The sample having the lowest MFR at the highest temperature employed was most likely to produce spunbonded materials with the highest tensile strength. The results are given in Table 2.

Sample	1	2	3	4	5	6	7	8	9	10
Polypropylene	100	100	100	100	100	100	100	100	100	100
Ultranox 627A	-	0.1	-	-	-	0.1	-	-	0.1	-
Ethanox 330	-	-	0.1	-	-	0.1	0.1	0.1	0.1	0.1
Ca Stearate	-	-	-	0.03	-	-	-	0.03	0.03	0.03
Ultranox 626	-	-	-	-	0.09	-	0.09	-	-	0.1

MFR (g/10 min)
Original	7.3	6.2	5.9	9.1	6.3	4.7	4.8	6.5	4.8	4.7
1^st Pass @260°C	11.5	7.3	7.0	19.4	7.2	5.4	5.6	11.1	5.6	5.5
1^st Pass @290°C	20.2	9.0	8.2	29.2	8.9	6.1	6.0	15.2	6.5	6.6

A comparison of the data for samples 2 and 5, 6 and 7, and 9 and 10 shows that the hydrotalcite compound is not required for thermal stabilization.
Other features, advantages and embodiments of the invention disclosed herein will be readily apparent to those exercising ordinary skill after reading the foregoing disclosures.
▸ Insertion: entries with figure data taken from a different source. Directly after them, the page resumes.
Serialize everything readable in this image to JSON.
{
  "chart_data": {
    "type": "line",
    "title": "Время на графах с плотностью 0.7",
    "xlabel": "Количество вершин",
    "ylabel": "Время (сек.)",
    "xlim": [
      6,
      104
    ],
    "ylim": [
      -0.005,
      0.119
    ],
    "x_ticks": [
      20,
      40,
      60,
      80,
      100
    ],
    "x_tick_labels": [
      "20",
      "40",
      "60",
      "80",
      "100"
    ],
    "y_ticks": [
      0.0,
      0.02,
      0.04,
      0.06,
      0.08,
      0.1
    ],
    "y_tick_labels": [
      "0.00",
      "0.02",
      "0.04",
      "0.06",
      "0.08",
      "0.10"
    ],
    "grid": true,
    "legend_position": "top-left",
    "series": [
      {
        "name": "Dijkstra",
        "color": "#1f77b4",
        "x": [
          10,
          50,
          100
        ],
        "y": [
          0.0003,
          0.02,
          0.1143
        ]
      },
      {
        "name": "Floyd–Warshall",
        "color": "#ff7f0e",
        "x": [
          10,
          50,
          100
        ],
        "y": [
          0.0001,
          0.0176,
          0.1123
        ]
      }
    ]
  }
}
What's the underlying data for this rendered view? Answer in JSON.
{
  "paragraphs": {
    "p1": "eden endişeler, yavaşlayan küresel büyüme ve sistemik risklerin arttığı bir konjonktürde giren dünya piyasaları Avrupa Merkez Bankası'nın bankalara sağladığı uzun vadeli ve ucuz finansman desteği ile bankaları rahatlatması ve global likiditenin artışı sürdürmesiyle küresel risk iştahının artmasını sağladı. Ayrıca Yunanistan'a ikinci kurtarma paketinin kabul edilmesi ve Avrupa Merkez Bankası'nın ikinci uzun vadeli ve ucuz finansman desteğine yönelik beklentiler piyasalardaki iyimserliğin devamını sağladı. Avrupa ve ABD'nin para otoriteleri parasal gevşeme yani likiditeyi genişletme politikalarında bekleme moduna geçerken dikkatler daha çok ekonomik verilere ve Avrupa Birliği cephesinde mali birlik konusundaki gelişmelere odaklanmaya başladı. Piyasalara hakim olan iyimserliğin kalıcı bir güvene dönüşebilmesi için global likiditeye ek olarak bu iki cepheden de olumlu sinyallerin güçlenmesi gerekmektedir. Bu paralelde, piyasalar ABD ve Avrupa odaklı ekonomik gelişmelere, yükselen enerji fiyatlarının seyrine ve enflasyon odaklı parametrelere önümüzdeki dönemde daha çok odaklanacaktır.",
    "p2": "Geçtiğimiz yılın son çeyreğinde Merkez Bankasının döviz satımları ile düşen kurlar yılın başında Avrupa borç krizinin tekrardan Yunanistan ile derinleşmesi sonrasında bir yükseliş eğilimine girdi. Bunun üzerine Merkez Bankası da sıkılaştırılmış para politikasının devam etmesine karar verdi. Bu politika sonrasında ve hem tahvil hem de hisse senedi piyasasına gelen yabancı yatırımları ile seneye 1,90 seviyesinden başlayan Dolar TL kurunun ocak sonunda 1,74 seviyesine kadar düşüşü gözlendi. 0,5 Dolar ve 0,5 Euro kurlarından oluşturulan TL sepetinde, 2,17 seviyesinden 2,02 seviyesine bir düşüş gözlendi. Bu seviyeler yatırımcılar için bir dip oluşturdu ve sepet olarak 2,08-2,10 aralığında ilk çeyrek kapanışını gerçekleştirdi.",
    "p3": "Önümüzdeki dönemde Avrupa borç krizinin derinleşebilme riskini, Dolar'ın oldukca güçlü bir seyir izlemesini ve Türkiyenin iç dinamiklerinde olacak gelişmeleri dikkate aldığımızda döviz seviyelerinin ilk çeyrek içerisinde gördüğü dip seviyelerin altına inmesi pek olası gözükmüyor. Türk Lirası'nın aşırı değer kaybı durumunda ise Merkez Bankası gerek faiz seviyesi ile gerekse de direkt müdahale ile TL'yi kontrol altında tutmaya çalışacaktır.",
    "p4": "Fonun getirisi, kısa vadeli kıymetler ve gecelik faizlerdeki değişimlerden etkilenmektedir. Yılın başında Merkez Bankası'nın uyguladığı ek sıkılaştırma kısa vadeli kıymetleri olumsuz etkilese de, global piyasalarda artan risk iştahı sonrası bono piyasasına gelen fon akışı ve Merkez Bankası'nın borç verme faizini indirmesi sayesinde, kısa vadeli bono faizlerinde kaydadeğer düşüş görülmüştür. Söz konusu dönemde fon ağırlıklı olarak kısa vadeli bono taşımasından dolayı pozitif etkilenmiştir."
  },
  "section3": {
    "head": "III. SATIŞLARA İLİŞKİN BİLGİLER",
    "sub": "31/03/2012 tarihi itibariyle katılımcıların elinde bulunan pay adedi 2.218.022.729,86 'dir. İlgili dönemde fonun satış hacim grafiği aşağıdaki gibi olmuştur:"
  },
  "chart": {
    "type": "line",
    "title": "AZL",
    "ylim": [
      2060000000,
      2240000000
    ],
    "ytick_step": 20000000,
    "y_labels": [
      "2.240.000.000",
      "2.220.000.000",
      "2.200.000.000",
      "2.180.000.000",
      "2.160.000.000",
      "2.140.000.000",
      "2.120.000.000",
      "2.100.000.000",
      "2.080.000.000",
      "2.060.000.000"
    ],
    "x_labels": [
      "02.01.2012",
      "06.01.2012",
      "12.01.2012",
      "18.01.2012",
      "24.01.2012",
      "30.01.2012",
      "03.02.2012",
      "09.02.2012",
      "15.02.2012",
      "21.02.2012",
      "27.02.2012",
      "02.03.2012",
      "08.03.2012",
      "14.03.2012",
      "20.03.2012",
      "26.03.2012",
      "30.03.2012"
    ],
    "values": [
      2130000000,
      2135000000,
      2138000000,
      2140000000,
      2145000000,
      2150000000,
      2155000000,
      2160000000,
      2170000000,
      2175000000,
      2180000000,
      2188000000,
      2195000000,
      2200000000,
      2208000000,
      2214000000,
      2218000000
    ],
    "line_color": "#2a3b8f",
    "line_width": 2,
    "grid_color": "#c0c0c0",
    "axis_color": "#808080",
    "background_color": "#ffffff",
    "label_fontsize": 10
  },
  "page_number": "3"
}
In this regard, while specific embodiments of the invention have been described in considerable detail, variations and modifications of these embodiments can be effected without departing from the spirit and scope of the invention as described and claimed.

Claims

A process for making a spunbonded material comprising:

(a) continuously extruding a propylene polymer material selected from the group consisting of (i) a propylene homopolymer and (ii) a random copolymer of propylene and ethylene having an ethylene content of less than 10% by weight, having a melt flow rate of about 3 to about 30 g/10 min through a spinneret at a temperature greater than 500°F to form discrete filaments,

(b) drawing the filaments to molecularly orient the polymer filaments, and

(c) depositing the filaments in a substantially random manner onto a carrier belt to form a web,
wherein the propylene polymer material contains additives consisting essentially of:

(i) about 250 parts to about 2500 parts of a pentaerythritol diphosphite,

(ii) about 250 parts to about 2500 parts of a hindered phenol compound,

(iii) about 100 parts to about 1500 parts of calcium stearate, and, optionally,

(iv) about 5 to about 500 parts of a hydrotalcite compound,
all parts being per million parts of the propylene polymer material.
The process of claim 1, wherein the propylene polymer material has a melt flow rate of about 3 to about 20 g/10 min and is extruded at a temperature of greater than 525°F.
The process of claim 1, wherein (i) is present in an amount of about 745 to about 1145 part, (ii) is present in an amount of about 800 to about 1200 parts, (iii) is present in an amount of about 240 to about 360 parts, and (iv) is present in an amount of about 55 to about 85 parts.